Last month, Peter Rowe, in the San Diego Union-Tribune, asked rhetorically, An Anheuser-Busch brewpub for San Diego? Toward the end, he even mentions that “some threaten to picket and boycott 10 Barrel, when and if it opens,” which also seems silly. If people in San Diego, like most places, are really as supportive of local-only businesses then it will fail all by itself. But I think the real fear is that everybody loves the locals on Twitter, or Facebook, or when answering a pollster, but not when it comes to reality. Like it or not, national brands in every industry are popular precisely because they’re familiar, widely available and the same everywhere. It’s certainly true that artisanal products, like cheese, chocolate, bread, etc. are all doing great, but the big brands are still the big brands, just like with craft beer. Dents have been made, but they still have a majority marketshare.
But headlines about this from mainstream news are along the lines of Local craft brewers to Anheuser-Busch: Keep out.
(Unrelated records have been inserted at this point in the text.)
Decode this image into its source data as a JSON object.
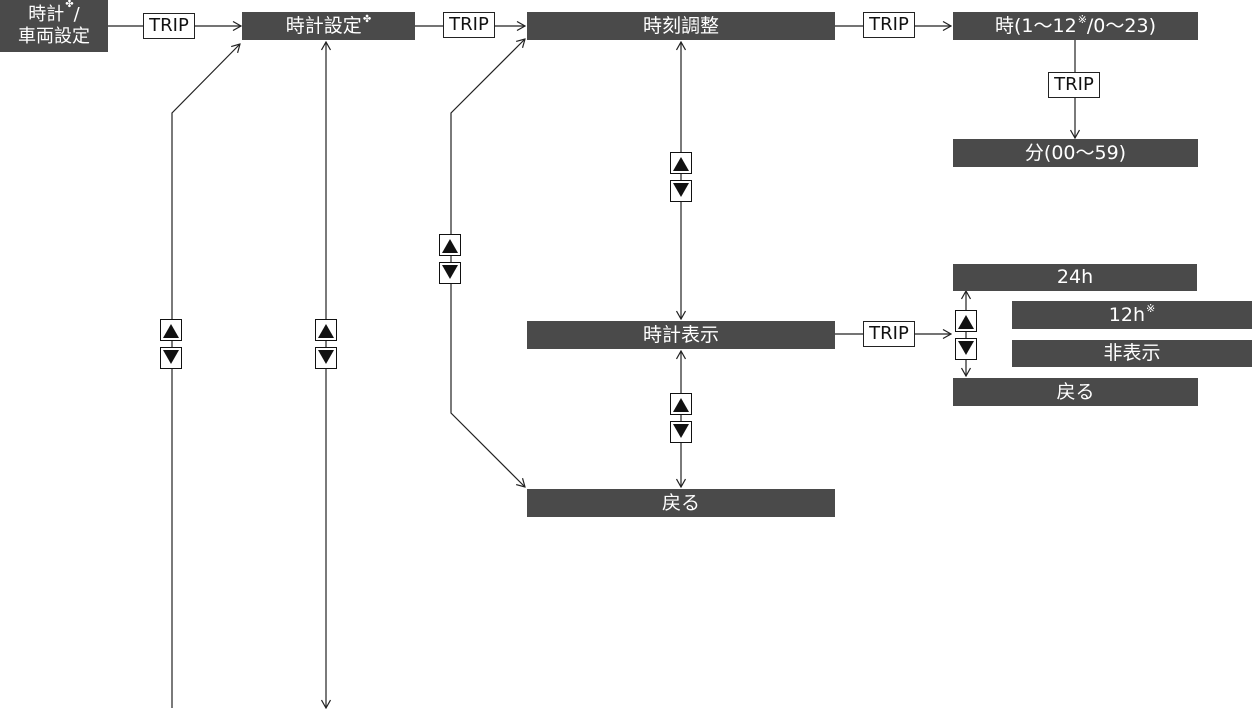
{
  "nodes": {
    "root_line1": "時計",
    "root_star": "✤",
    "root_slash": "/",
    "root_line2": "車両設定",
    "clock_settings": "時計設定",
    "clock_settings_star": "✤",
    "time_adjust": "時刻調整",
    "hour_a": "時(1～12",
    "hour_note": "※",
    "hour_b": "/0～23)",
    "minute": "分(00～59)",
    "clock_display": "時計表示",
    "back_1": "戻る",
    "h24": "24h",
    "h12": "12h",
    "h12_note": "※",
    "hidden": "非表示",
    "back_2": "戻る"
  },
  "trip_label": "TRIP",
  "icons": {
    "up": "up-triangle-icon",
    "down": "down-triangle-icon"
  }
}
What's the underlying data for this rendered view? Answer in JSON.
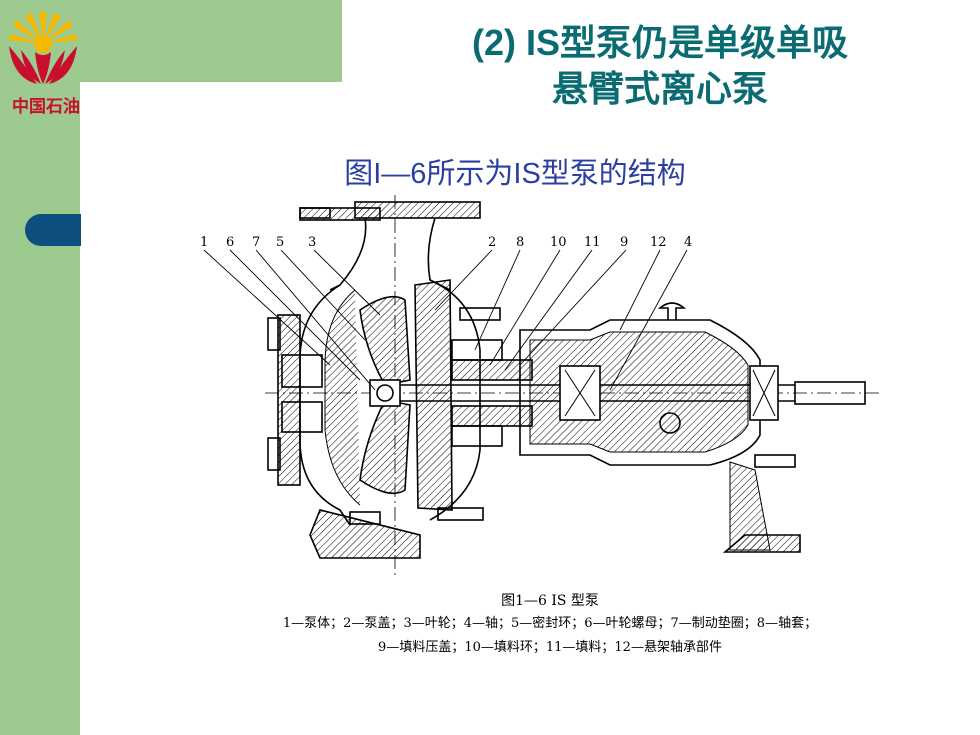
{
  "slide": {
    "logo_text": "中国石油",
    "title_line1": "(2)   IS型泵仍是单级单吸",
    "title_line2": "悬臂式离心泵",
    "subtitle": "图I—6所示为IS型泵的结构"
  },
  "figure": {
    "callouts": [
      "1",
      "6",
      "7",
      "5",
      "3",
      "2",
      "8",
      "10",
      "11",
      "9",
      "12",
      "4"
    ],
    "caption": "图1—6  IS 型泵",
    "legend_line1": "1—泵体；2—泵盖；3—叶轮；4—轴；5—密封环；6—叶轮螺母；7—制动垫圈；8—轴套；",
    "legend_line2": "9—填料压盖；10—填料环；11—填料；12—悬架轴承部件"
  },
  "colors": {
    "sidebar_green": "#9dca8f",
    "title_teal": "#0a6b73",
    "subtitle_blue": "#2b3fa0",
    "tab_navy": "#0d4f7e",
    "logo_red": "#c8102e",
    "logo_yellow": "#f5b800"
  }
}
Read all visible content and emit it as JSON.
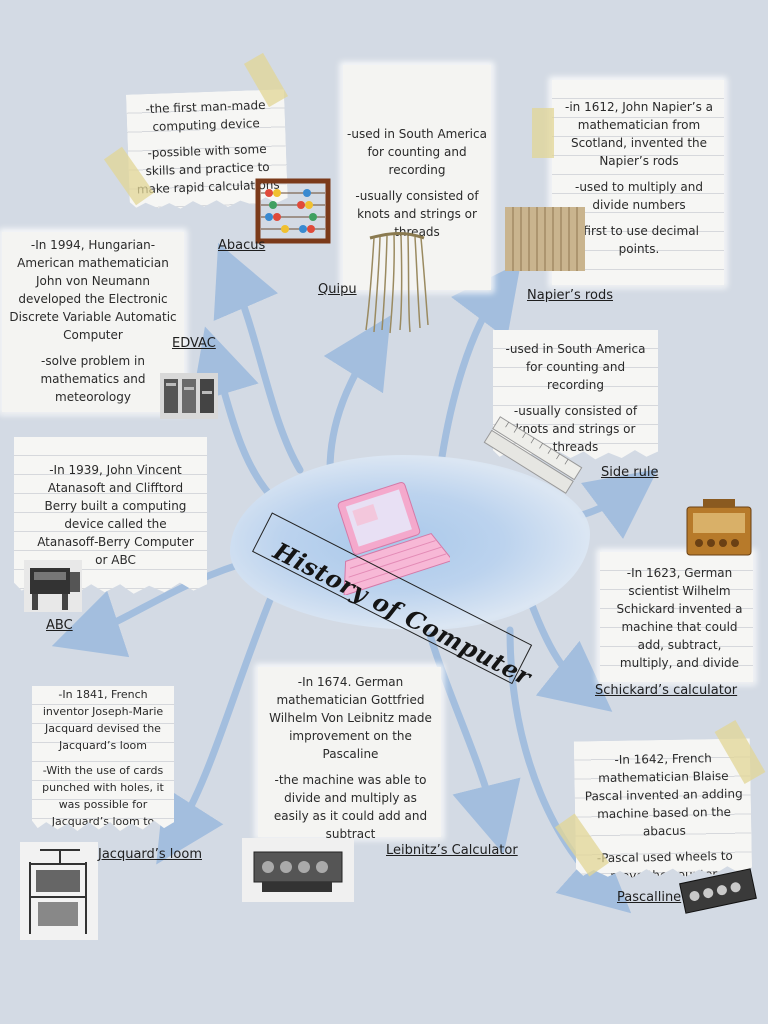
{
  "title": "History of Computer",
  "nodes": {
    "abacus": {
      "label": "Abacus",
      "lines": [
        "-the first man-made computing device",
        "-possible with some skills and practice to make rapid calculations"
      ]
    },
    "quipu": {
      "label": "Quipu",
      "lines": [
        "-used in South America for counting and recording",
        "-usually consisted of knots and strings or threads"
      ]
    },
    "napier": {
      "label": "Napier’s rods",
      "lines": [
        "-in 1612, John Napier’s a mathematician from Scotland, invented the Napier’s rods",
        "-used to multiply and divide numbers",
        "-first to use decimal points."
      ]
    },
    "edvac": {
      "label": "EDVAC",
      "lines": [
        "-In 1994, Hungarian-American mathematician John von Neumann developed the Electronic Discrete Variable Automatic Computer",
        "-solve problem in mathematics and meteorology"
      ]
    },
    "slide": {
      "label": "Side rule",
      "lines": [
        "-used in South America for counting and recording",
        "-usually consisted of knots and strings or threads"
      ]
    },
    "abc": {
      "label": "ABC",
      "lines": [
        "-In 1939, John Vincent Atanasoft and Clifftord Berry built a computing device called the Atanasoff-Berry Computer or ABC"
      ]
    },
    "schickard": {
      "label": "Schickard’s calculator",
      "lines": [
        "-In 1623, German scientist Wilhelm Schickard invented a machine that could add, subtract, multiply, and divide"
      ]
    },
    "jacquard": {
      "label": "Jacquard’s loom",
      "lines": [
        "-In 1841, French inventor Joseph-Marie Jacquard devised the Jacquard’s loom",
        "-With the use of cards punched with holes, it was possible for Jacquard’s loom to weave fabrics in a variety of patterns"
      ]
    },
    "leibnitz": {
      "label": "Leibnitz’s Calculator",
      "lines": [
        "-In 1674. German mathematician Gottfried Wilhelm Von Leibnitz made improvement on the Pascaline",
        "-the machine was able to divide and multiply as easily as it could add and subtract"
      ]
    },
    "pascal": {
      "label": "Pascalline",
      "lines": [
        "-In 1642, French mathematician Blaise Pascal invented an adding machine based on the abacus",
        "-Pascal used wheels to move the counter."
      ]
    }
  },
  "colors": {
    "background": "#d3dae4",
    "arrow": "#9ebbde",
    "cloud": "#a9c8ea"
  }
}
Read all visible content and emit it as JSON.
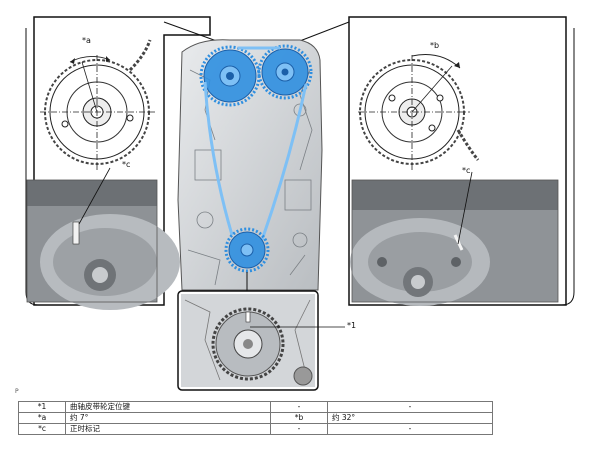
{
  "figure": {
    "callouts": {
      "a": "*a",
      "b": "*b",
      "c_left": "*c",
      "c_right": "*c",
      "one": "*1"
    },
    "figure_id": "P"
  },
  "legend": {
    "rows": [
      {
        "key": "*1",
        "desc": "曲轴皮带轮定位键",
        "key2": "-",
        "desc2": "-"
      },
      {
        "key": "*a",
        "desc": "约 7°",
        "key2": "*b",
        "desc2": "约 32°"
      },
      {
        "key": "*c",
        "desc": "正时标记",
        "key2": "-",
        "desc2": "-"
      }
    ]
  },
  "colors": {
    "highlight_blue": "#2f8fe0",
    "line": "#222222",
    "engine_gray": "#c9cccf"
  }
}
It feels strange to side with the big guys but it doesn’t feel like they’re doing anything particularly wrong here. I understand opposing this or even working together to promote their own local-ness as a positive attribute, but this feels like a case when turnabout isn’t fair play. We should be better than that. If San Diego brewers are making great beer — and they are — and if people in their market are willing to support them, then this is something that will take care of itself, and that, I think should be the goal.